United Airlines closed out the second day of airline earnings season Wednesday evening with a print that should have been a victory lap: adjusted earnings of $1.99 a share, near the top of its own guidance and ahead of the roughly $1.88 analysts expected, on revenue of $17.7 billion — up 16% from a year ago. Unit revenue, the industry’s cleanest pricing gauge, rose 12.1%. And the company raised the bottom of its full-year forecast from $7 to $9 a share, keeping the top at $11.
Then there’s the line that explains everything else. United burned $5.1 billion on fuel in the quarter — up $2.3 billion, or 84%, from a year earlier. It paid an average of $4.19 a gallon against $2.34 last summer, the direct cost of a year in which Hormuz repriced every barrel that crosses an ocean. That single line item cut United’s adjusted pre-tax margin from 11% a year ago to 4.8%, and left adjusted EPS at roughly half of last year’s $3.87 — while still beating the quarter, because fares went up fast enough to recover about half the shock in real time.

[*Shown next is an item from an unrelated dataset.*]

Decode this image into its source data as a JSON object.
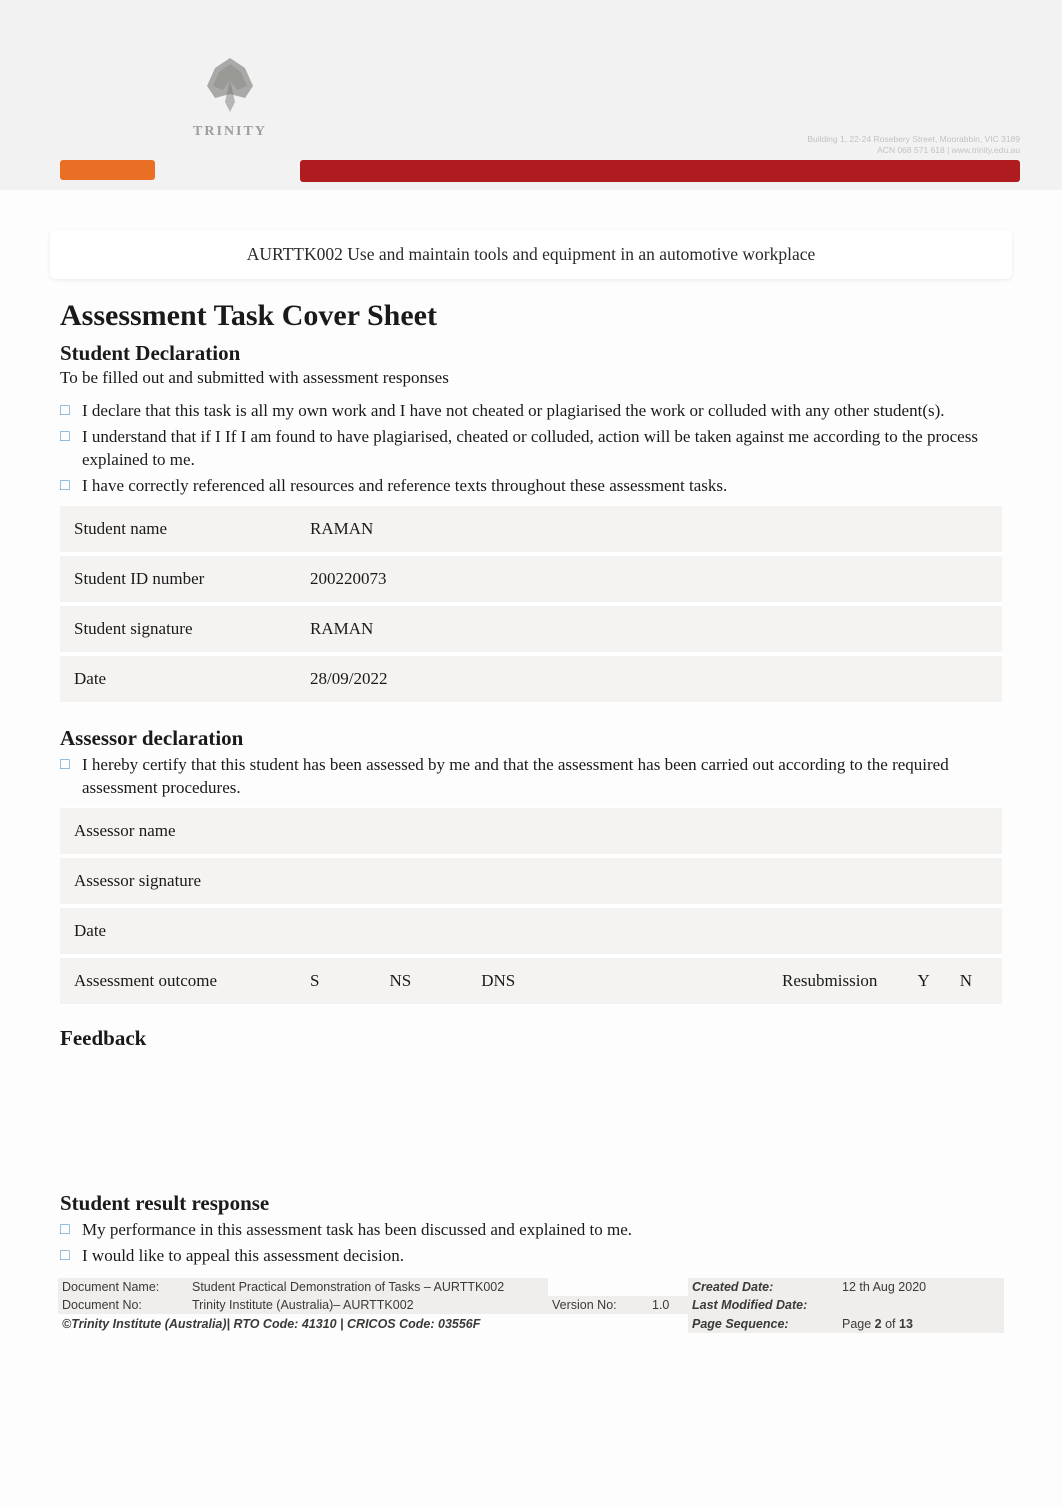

So why did the stock slip roughly 2% after hours? Because the raised range carries a fuel assumption nearly $6 billion heavier than the one United started the year with, and Wall Street’s third-quarter models were built on cheaper crude. A higher floor built on higher fares is a different animal than a higher floor built on falling costs — the same tension Delta’s record quarter ran into last week.
The demand check
The bear case for airlines in an oil shock is that fares eventually break the traveler. There is no sign of that in this report. United flew the ten highest-volume days in its history in June, including a record of more than 640,000 customers in a single day, and posted its best second-quarter customer satisfaction scores since 2021. Demand held through a record July 4 travel weekend, and it’s holding at fares 12% richer per seat-mile than a year ago. The freight side of transport is telling the same story — J.B. Hunt’s beat this afternoon came with capacity tightening, not demand cracking.

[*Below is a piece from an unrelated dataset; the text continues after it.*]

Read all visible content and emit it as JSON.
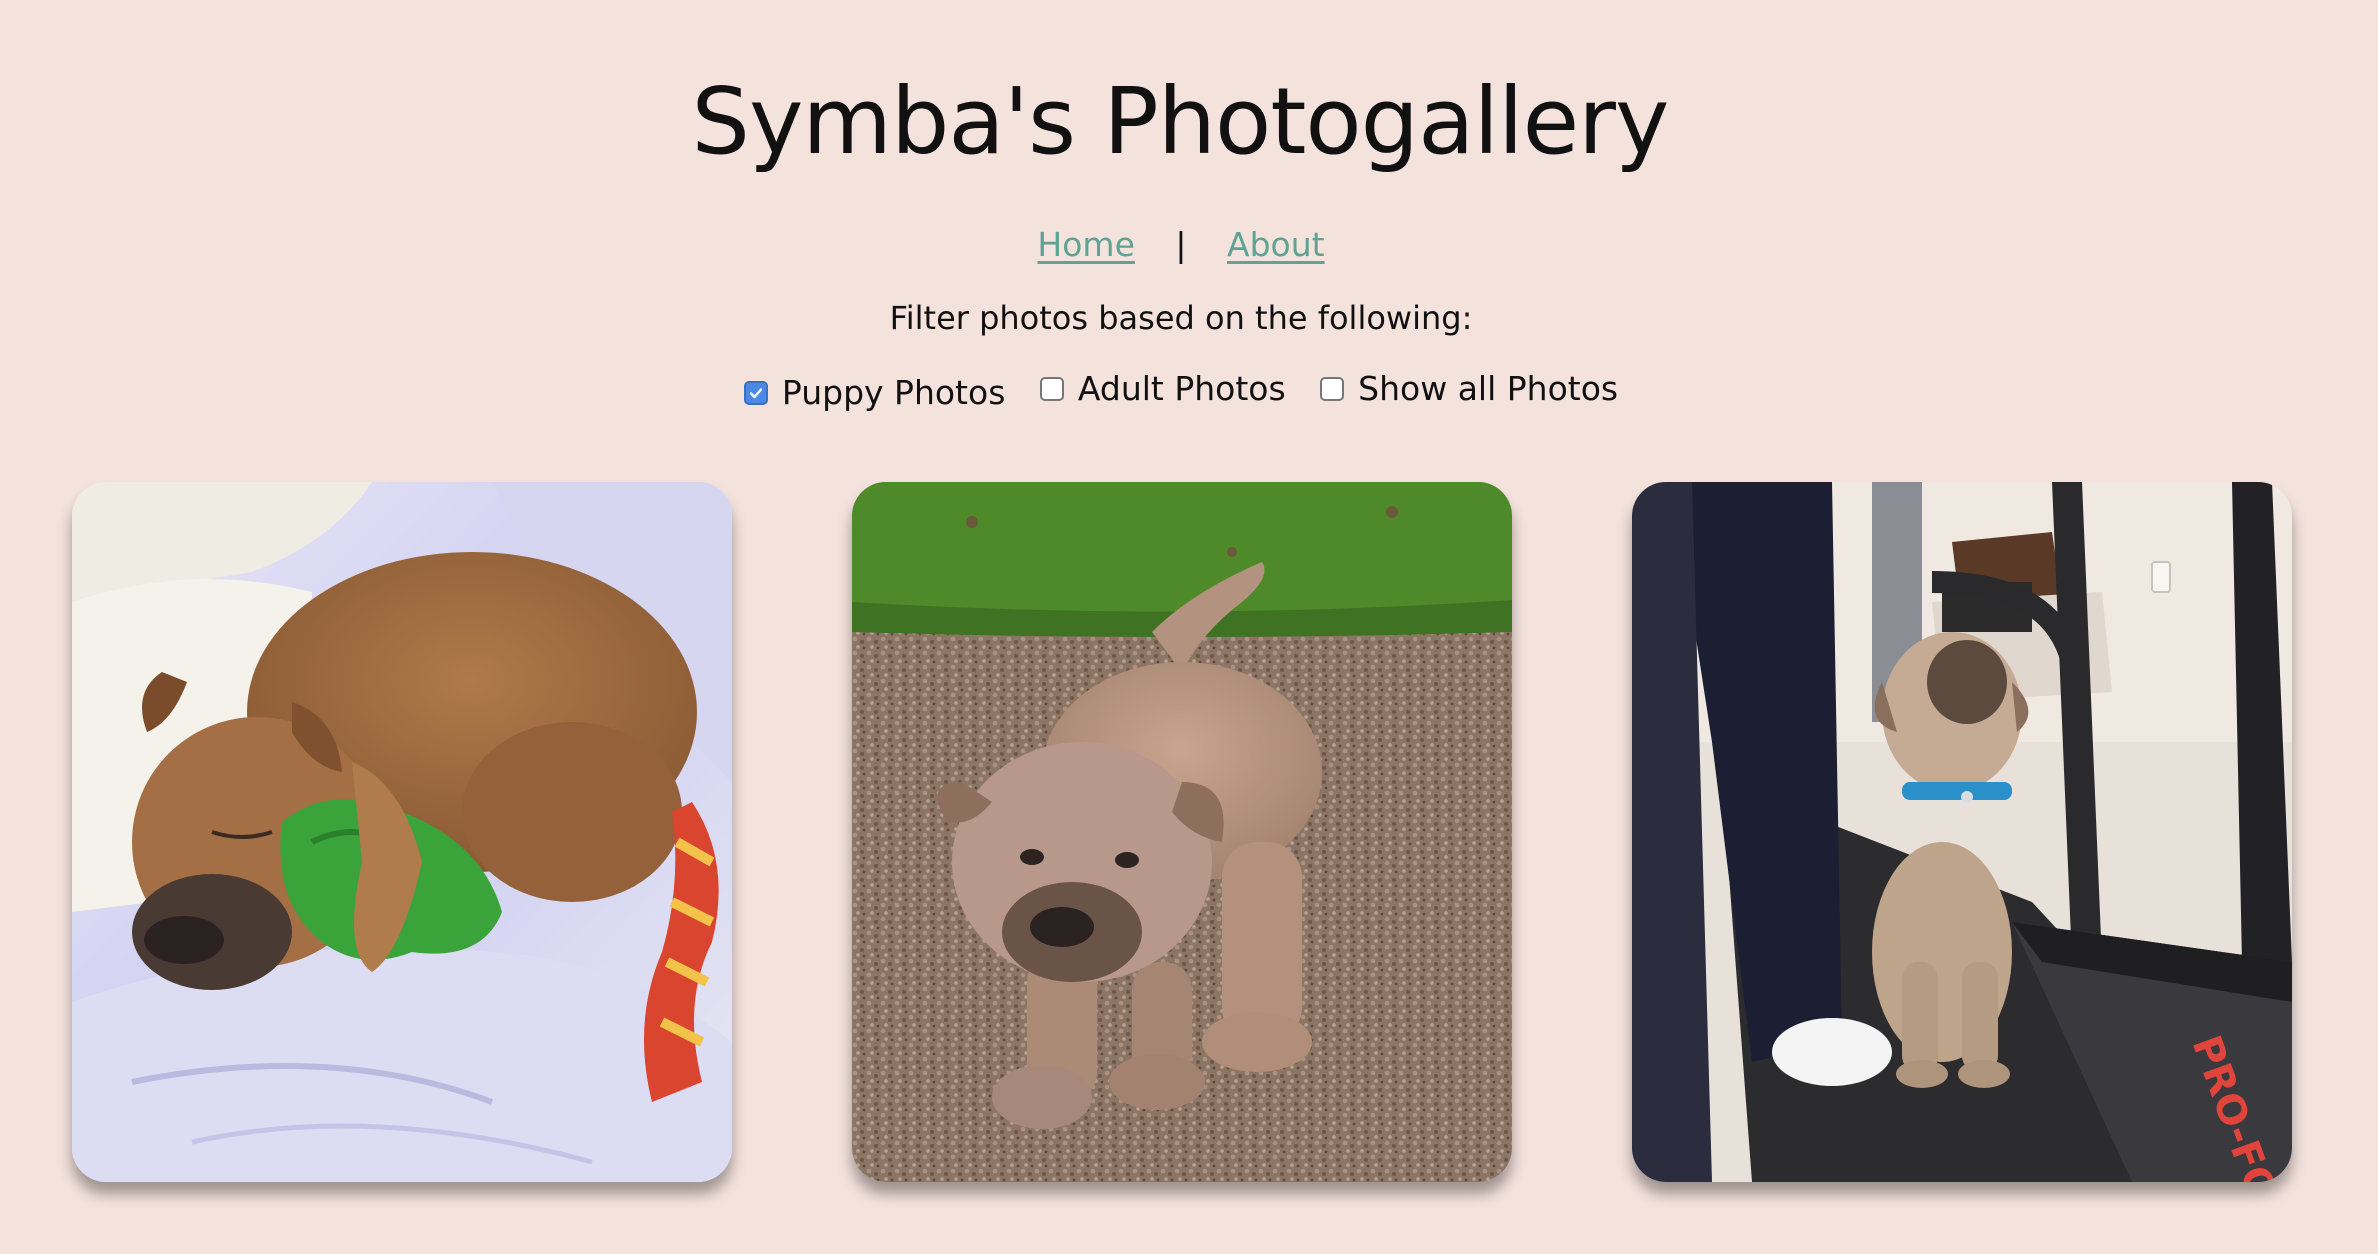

Our take: The number that matters isn’t the beat — it’s the recovery schedule. United says fares clawed back about half of the fuel spike in Q2, will recover 80–90% of it in Q3, and all of it by Q4. That’s a company telling you its price increases are already loaded into the booking curve. If travelers keep paying, airlines are the cleanest pass-through trade in the whole oil shock. If bookings wobble, the new $9 floor gets tested fast. Watch bookings, not beats.
What to watch
- Thursday’s call, 9:30 a.m. CT. The Q3 guidance detail — and how much of the promised 80–90% fuel recovery is already sold versus hoped for.
- The group trade. Delta, American, and the low-cost carriers reprice off United’s fuel math Thursday. Carriers without United’s corporate and premium mix have less fare power to hide behind.
- Jet fuel itself. The $4.19 average and the recovery schedule both assume crude doesn’t take another leg higher. That assumption is doing a lot of work.
- The booking curve into fall. Record June volumes at record fares is the bull case. The first soft booking week would be the earliest warning that the consumer is finally blinking.